3.3.6. Managing Novell AppArmor and Security Event Status

You can change the status of Novell AppArmor by enabling or disabling it. Enabling Novell AppArmor protects your system from potential program exploitation. Disabling Novell AppArmor, even if your profiles have been set up, removes protection from your system. You can determine how and when you are notified when system security events occur.

[Note]Note

For event notification to work, you must set up a mail server on your SUSE Linux server that can send outgoing mail using the single mail transfer protocol (SMTP), such as postfix or exim.

To configure event notification or change the status of Novell AppArmor, perform the following steps:

  1. Open YaST+Novell AppArmor.

  2. Select Novell AppArmor Control Panel.

    The AppArmor control
	 panel
  3. From the AppArmor Configuration screen, determine whether Novell AppArmor and security event notification are running by looking for a status message that reads enabled.

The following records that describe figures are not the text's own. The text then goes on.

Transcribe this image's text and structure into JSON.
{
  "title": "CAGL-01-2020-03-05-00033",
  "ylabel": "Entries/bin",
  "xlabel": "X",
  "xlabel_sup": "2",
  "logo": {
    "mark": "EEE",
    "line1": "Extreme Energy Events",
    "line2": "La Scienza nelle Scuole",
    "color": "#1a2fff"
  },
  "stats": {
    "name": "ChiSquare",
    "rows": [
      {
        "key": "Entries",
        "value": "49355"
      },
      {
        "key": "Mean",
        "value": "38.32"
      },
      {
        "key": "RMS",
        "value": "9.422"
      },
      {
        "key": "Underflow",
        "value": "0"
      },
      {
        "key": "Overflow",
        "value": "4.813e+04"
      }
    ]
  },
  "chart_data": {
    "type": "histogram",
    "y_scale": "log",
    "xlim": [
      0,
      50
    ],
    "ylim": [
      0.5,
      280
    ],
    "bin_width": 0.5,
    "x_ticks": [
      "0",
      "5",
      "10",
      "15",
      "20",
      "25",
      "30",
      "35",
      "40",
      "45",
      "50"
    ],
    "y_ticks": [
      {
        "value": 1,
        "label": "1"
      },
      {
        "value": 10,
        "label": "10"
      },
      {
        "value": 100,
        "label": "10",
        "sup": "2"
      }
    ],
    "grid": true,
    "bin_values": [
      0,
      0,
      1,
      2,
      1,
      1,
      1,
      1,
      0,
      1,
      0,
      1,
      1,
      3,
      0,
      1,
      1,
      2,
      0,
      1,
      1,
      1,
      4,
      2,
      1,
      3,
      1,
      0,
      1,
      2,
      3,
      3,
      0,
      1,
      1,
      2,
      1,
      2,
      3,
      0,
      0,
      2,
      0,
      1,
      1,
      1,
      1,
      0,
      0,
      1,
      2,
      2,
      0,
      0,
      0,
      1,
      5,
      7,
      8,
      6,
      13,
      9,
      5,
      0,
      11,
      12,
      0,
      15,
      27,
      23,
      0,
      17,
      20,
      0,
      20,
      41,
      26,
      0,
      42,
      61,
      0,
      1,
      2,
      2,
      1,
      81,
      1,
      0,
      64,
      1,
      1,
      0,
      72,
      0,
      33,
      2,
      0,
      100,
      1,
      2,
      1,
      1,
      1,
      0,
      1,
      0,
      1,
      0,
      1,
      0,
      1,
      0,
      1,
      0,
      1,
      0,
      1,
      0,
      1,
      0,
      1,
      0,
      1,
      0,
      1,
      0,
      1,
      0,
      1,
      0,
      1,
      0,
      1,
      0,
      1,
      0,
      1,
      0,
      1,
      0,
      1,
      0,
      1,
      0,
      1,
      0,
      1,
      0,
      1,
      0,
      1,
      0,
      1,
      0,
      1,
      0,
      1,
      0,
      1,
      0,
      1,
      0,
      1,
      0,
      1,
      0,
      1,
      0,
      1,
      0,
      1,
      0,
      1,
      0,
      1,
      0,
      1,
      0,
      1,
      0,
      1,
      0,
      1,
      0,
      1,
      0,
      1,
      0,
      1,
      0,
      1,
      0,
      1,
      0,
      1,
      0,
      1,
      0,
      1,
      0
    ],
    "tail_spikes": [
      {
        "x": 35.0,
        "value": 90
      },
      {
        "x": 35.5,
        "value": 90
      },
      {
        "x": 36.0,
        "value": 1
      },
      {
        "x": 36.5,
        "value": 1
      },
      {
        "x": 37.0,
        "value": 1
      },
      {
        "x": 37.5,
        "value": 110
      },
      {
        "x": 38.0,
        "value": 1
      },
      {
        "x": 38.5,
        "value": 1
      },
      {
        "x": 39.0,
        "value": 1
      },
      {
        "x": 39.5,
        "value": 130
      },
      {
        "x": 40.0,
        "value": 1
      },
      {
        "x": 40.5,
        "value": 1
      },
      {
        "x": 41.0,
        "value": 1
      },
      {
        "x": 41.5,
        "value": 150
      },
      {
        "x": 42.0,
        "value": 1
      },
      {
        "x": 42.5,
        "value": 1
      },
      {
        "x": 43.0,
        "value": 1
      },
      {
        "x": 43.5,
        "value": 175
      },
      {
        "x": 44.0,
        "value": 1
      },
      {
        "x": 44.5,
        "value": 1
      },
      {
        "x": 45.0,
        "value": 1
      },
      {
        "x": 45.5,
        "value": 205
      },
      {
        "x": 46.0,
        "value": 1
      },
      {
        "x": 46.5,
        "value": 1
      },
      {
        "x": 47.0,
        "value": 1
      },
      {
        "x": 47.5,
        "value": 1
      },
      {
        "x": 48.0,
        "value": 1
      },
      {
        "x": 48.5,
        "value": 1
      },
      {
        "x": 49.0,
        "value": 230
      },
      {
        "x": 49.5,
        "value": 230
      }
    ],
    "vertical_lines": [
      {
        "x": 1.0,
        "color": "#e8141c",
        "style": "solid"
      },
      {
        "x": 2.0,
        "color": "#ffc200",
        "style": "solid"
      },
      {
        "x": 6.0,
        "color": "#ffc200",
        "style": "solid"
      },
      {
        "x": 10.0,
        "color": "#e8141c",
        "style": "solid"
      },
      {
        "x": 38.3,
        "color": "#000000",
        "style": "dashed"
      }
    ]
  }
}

3.3.6.1. Changing Novell AppArmor Status

When you change the status of Novell AppArmor, set it to enabled or disabled. When Novell AppArmor is enabled, it is installed, running, and enforcing the Novell AppArmor security policies.

  1. Start YaST+Novell AppArmor.

  2. In the Novell AppArmor main menu, click AppArmor Control Panel.

  3. In the Enable naa; section of the window, click Configure. The Enable AppArmor dialog box opens.

    Enable AppArmor
  4. Enable Novell AppArmor by selecting Enabled or disable Novell AppArmor by selecting Disabled. Then click OK.

  5. Click Done in the AppArmor Configuration window.

  6. Click File+Quit in the YaST Control Center.